Kepala BPS Suhariyanto, dalam keterangan pers, menyatakan, inflasi Februari dipengaruhi kenaikan harga beras, bawang putih, ikan segar, bawang merah, emas perhiasan, dan bensin. Sementara penghambat inflasi adalah harga daging ayam ras, telur ayam ras, tarif angkutan udara, dan cabai merah yang turun.
”Dengan kondisi hujan, inflasi 0,17 persen ini tergolong rendah. Kita berharap, inflasi akan terus terkendali sampai akhir tahun,” katanya.
Dihubungi di Surabaya, Kepala Pusat Studi Ekonomi dan Kebijakan Publik Universitas Gadjah Mada Yogyakarta A Tony Prasetiantono menyatakan, inflasi 0,17 persen pada Februari termasuk rendah.
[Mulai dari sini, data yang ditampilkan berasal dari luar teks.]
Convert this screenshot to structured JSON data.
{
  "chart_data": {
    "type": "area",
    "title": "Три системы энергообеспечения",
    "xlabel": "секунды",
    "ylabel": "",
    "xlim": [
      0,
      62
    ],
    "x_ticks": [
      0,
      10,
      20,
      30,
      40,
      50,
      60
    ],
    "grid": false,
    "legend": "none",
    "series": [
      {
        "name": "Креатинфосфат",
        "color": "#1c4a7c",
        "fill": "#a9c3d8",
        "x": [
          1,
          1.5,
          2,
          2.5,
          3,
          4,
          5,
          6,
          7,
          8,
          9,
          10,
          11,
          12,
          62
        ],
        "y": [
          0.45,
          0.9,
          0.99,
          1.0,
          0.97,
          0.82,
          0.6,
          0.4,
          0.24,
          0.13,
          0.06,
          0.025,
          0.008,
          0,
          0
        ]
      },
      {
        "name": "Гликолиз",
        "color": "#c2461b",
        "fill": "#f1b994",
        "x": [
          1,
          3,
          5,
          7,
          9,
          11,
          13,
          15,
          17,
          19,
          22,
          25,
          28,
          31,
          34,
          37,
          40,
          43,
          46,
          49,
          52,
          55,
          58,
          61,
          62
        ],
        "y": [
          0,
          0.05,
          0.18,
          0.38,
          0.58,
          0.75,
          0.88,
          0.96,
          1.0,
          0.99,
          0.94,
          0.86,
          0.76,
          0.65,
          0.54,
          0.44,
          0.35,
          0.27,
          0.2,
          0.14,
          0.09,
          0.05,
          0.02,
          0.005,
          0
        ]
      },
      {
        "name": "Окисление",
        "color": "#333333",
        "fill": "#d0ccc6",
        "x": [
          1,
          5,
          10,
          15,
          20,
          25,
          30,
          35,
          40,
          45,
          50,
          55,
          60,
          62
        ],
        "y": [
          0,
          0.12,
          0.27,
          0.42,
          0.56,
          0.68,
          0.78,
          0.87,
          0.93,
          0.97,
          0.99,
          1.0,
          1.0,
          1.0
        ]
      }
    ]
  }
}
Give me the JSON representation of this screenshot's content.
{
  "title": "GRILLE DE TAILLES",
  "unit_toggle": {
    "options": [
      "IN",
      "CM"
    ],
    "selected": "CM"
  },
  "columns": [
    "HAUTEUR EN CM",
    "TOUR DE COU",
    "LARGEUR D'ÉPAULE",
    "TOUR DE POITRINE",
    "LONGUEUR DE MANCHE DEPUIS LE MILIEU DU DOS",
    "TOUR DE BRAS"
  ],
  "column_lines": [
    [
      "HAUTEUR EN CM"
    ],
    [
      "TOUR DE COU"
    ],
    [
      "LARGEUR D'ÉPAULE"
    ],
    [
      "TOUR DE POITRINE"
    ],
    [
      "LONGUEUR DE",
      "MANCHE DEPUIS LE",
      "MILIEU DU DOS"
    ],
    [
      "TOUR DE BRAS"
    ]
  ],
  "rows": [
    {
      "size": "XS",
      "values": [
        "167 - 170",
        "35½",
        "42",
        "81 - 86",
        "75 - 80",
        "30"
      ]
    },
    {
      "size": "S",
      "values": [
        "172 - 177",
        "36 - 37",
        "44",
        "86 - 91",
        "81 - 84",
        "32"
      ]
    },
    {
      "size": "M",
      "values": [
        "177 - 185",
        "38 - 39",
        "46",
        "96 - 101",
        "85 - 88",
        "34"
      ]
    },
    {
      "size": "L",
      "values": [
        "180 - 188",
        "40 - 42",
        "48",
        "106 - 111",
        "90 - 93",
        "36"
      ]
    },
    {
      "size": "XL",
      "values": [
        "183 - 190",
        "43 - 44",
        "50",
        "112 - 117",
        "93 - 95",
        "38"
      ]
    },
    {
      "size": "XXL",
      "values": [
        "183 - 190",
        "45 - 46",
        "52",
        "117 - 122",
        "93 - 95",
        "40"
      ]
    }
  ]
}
Sebab, inflasi pada bulan tersebut biasanya tinggi karena cuaca ekstrem yang menyebabkan banjir dan gagal panen. Alhasil, biaya distribusi dan harga bahan makanan naik.
Faktor-faktor tradisional penyebab inflasi Februari tersebut, menurut Tony, kali ini kecil dampaknya. Inflasi pun rendah.
Kendati inflasi rendah, lanjut Tony, ia tidak melihat potensi untuk menurunkan suku bunga acuan Bank Indonesia atau BI 7 Day-Reverse Repo Rate. Suku bunga saat ini yang sebesar 4,25 persen sudah tergolong rendah.
”Jika diturunkan lagi, saya khawatir mengganggu deposito dan kabur ke valuta asing. Rupiah bisa terganggu,” kata Tony.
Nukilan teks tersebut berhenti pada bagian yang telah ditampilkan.